お盆休みは、古いテニス動画を見ていた。
今年は7月こそ夜など比較的涼しかったが、8月になるとやはり猛暑の連発で(ホンマにオリンピックなんかやれるんやろか?)、こうなるとなにもする気が起きない。
なれば、連休も外に出るより家でじっとしてるのが吉であり、アイスティーを飲みながら、いにしえのテニスに漬かっていたのである。
というと、
「わかるなあ。昔に見た試合とか今見直すと、なつかしくて楽しいんだよね」
なんて声が聞こえてきそうだがそうではなく、私の場合もっと古いというか、自分が生まれる前にやっていた試合の動画などを楽しむのである。
木のラケットで、芝のコートとサーブ&ボレーが全盛で、バックハンドもほぼ片手打ちという時代。
今見ればスローモーであり、また優雅でもあるという、そんなころの試合。
たとえば、ロッド・レーバー対ケン・ローズウォール。1969フレンチ・オープン決勝とか(→こちら)
もうひとつは芝のコートで、ダンロップ・インターナショナルというシドニーの大会らしい。やはり、レーバーとローズウォール(→こちら)
シブいモノクロ映像で、スポーツや資料映像というよりも、なんだか古いヨーロッパ映画のような雰囲気で味がある。
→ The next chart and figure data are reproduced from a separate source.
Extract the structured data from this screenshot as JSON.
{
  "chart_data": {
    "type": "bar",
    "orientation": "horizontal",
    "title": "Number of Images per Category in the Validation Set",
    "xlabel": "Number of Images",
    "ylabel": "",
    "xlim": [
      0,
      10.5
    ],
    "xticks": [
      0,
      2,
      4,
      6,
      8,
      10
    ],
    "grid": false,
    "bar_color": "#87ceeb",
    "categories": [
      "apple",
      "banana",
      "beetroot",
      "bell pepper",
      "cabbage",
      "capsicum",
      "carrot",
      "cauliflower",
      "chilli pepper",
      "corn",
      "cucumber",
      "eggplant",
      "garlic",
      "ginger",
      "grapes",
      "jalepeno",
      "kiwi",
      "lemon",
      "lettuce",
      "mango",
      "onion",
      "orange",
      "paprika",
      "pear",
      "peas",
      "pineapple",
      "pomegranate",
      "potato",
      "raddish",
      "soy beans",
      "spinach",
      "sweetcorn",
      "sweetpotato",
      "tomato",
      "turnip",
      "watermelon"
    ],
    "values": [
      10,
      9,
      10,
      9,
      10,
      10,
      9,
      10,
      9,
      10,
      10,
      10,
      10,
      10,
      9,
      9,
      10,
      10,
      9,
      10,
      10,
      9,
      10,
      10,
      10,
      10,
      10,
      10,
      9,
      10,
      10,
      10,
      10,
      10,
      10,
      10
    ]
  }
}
ジャン=リュック・ゴダールやフランソワ・トリュフォーの映画のようと言ったら、言い過ぎだろうか。
ふーん、昔のローラン・ギャロスって、こんなんやったんやあ。
客席の様子とかもさることながら、今とくらべるとフェンスや柱に広告の類がまったくないのが目を引く。
そういや、グランドスラムって長くアマチュアの大会だったんだよなあと思いだしたりして、ちょっと調べてみたらローラン・ギャロスのオープン化が1968年。
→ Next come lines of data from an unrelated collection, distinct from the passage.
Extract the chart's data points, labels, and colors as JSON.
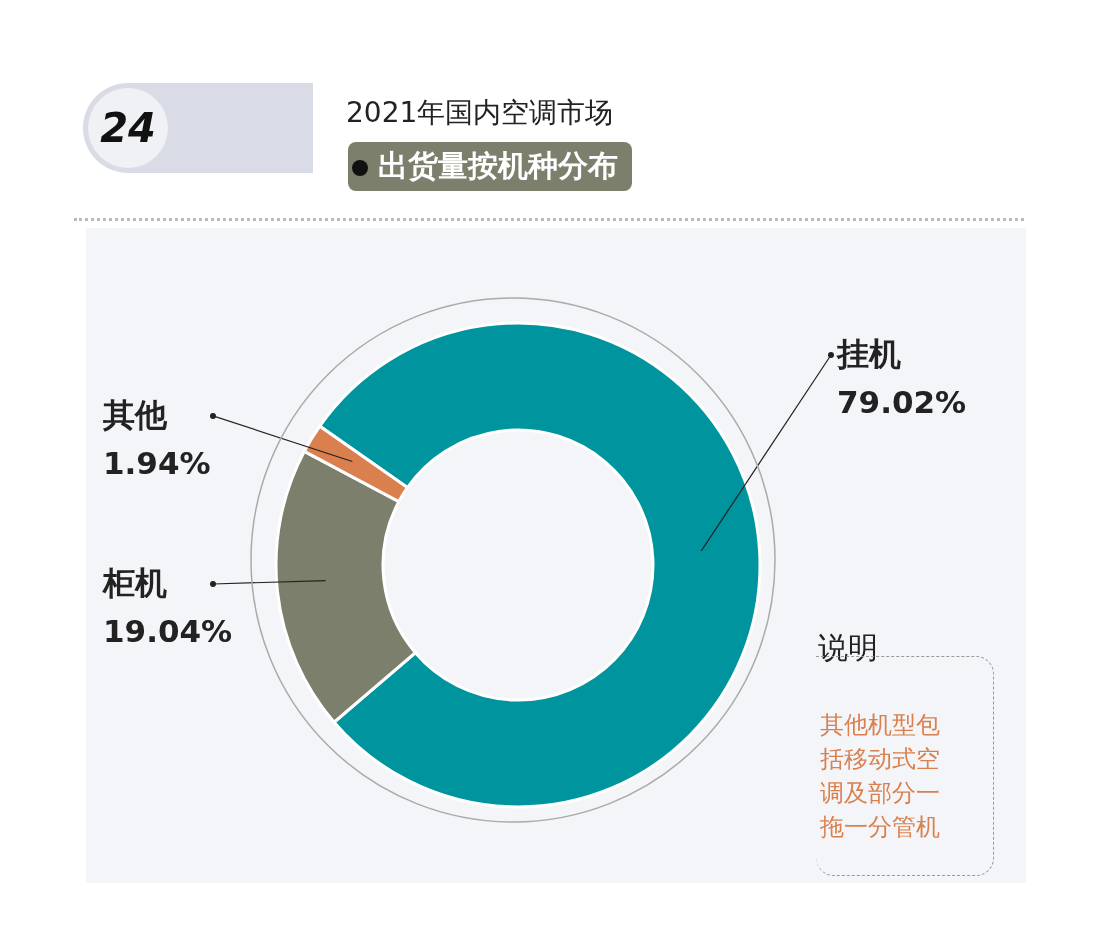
{
  "chart_data": {
    "type": "donut",
    "title": "2021年国内空调市场",
    "subtitle": "出货量按机种分布",
    "categories": [
      "挂机",
      "柜机",
      "其他"
    ],
    "values": [
      79.02,
      19.04,
      1.94
    ],
    "value_labels": [
      "79.02%",
      "19.04%",
      "1.94%"
    ],
    "colors": [
      "#00959e",
      "#7b7f6c",
      "#d9804e"
    ],
    "annotations": [
      "24",
      "说明",
      "其他机型包括移动式空调及部分一拖一分管机"
    ]
  }
}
なるほど、プロに開放されてまだ1年。商業化も進んでなかったわけか。
女子の試合もいい。定番のマルチナ・ナブラチロワとクリス・エバート、1978年ウィンブルドン決勝(→こちら)。
ロジャー・フェデラーと、ラファエル・ナダルにノバク・ジョコビッチ。
ピート・サンプラスとアンドレ・アガシのように、ライバル同士はプレースタイルが対照的だと、よりおもしろいもの。
古いついでに、もうひとつ女子のビンテージプレーということで、スザンヌ・ランラン(→こちら)。
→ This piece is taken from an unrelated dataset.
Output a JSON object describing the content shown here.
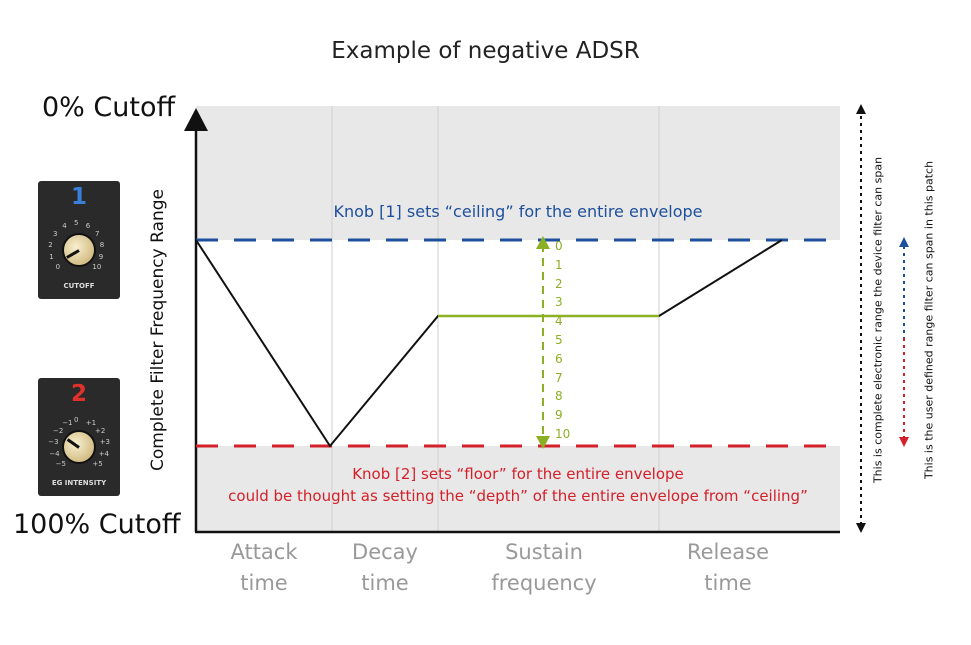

フレンチ・オープンの会場であるローラン・ギャロスにも「コート・スザンヌ・ランラン」としてその名を残す、すごい女性。
とにかく強く、プレーも物腰も洗練され、優雅だったという。
そのあたりのことは、ドイツ文学者である池内紀先生の「スザンヌの微笑」というエッセイ(知恵の森文庫『モーツァルトの息子』収録)にくわしいので、是非一読を。